If the chancellor wanted to boost growth in the budget he should have given the new green investment bank full borrowing powers now – not in 2015 (Green initiatives, 24 March). Hundreds of billions of investment is needed in the next few years to transform the UK's energy markets, keep the lights on and meet our climate and renewable-energy targets. And the green economy should be a big driver for growth, creating jobs and helping deliver the required deficit reduction. The £3bn the chancellor has pledged is a good start, but it won't be enough on its own. The huge levels of investment a fully fledged bank could have leveraged from day one would have brought jobs and growth to many parts of the country at a time when public sector cuts are biting. From investing in new wave and tidal power systems in Cornwall to insulation for homes in Hull – the ability to borrow and lend right now would have created employment all round the UK.
It would also have put UK businesses in a prime position to capitalise on the growing worldwide market for clean energy technology that is clearly destined to be huge. Instead of neutering the bank until 2015 the Treasury should work with the Office for National Statistics to maximise the green investment bank's ability to invest, while minimising its impact on the deficit.

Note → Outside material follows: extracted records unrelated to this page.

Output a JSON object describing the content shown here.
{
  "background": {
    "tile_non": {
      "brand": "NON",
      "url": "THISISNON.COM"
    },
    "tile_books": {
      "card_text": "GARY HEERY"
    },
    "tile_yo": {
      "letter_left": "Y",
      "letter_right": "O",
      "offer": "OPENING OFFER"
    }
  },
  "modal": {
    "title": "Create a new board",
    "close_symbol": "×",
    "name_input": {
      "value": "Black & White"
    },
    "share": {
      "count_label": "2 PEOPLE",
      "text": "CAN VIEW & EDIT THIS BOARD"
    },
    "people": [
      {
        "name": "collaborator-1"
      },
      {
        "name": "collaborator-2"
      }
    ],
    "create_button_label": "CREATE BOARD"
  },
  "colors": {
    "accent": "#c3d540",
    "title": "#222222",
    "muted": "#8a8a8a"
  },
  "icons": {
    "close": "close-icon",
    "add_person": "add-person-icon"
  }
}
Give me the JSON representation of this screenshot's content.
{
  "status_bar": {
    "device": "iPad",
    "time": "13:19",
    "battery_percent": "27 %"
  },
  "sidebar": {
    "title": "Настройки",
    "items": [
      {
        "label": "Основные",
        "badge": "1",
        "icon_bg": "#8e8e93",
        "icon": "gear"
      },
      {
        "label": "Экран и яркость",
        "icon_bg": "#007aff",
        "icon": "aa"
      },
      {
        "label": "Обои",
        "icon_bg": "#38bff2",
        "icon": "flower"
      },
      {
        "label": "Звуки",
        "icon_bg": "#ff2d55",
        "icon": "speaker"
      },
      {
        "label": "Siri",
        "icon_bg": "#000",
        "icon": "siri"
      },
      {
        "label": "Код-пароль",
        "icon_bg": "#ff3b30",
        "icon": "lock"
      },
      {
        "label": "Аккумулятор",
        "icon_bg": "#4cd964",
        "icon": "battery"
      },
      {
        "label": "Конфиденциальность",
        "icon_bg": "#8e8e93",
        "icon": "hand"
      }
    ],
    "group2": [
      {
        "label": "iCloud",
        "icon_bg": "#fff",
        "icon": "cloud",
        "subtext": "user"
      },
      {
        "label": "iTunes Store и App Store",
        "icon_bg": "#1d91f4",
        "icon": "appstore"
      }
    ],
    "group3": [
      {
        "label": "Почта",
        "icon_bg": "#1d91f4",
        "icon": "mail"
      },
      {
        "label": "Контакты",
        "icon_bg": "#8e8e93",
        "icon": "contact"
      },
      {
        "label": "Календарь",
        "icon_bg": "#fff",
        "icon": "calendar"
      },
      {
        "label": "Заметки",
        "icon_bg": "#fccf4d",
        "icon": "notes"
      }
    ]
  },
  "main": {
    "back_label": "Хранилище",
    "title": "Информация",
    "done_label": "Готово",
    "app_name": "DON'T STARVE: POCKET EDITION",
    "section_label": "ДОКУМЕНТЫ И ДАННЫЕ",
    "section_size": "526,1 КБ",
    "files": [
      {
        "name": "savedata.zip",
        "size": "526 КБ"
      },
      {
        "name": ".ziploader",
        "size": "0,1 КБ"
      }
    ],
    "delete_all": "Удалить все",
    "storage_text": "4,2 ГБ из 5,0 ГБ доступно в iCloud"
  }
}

Chair, Environmental audit committee
• It was announced last week, after a fast-track review, that the government's feed in tariff will be cut, cutting the incentives to farmers to build solar farms on their land. Tariffs will be cut from 31p per kWh to 8.5p per kWh of energy fed into the grid. This announcement casts doubt on all non-domestic schemes, and while both domestic and commercial schemes are important, if we are to move Britain towards a low-carbon economy, we need to see more commercial photovoltaics schemes. Many different investors have invested in renewables, and solar in particular, solely on the basis that the FiT income is guaranteed for 25 years. This backtrack has halted many important CO2 saving projects and has undermined the low-carbon industry's confidence about investing in the UK.
Jon Abbatt
Principal consultant, ADAS
• Although we are still in the middle of a nuclear catastrophe in Japan, the government sees fit to hand out a major subsidy to the nuclear industry, in the form of carbon-floor pricing. It is estimated that this will benefit them by around £3bn between now and 2050 for doing absolutely nothing. Couldn't the government think of a way to only give the benefit of carbon-floor pricing in proportion to the carbon saved and not to existing, unsustainable and non-renewable sources such as nuclear power. The "no subsidy for nuclear" promise is another coalition joke.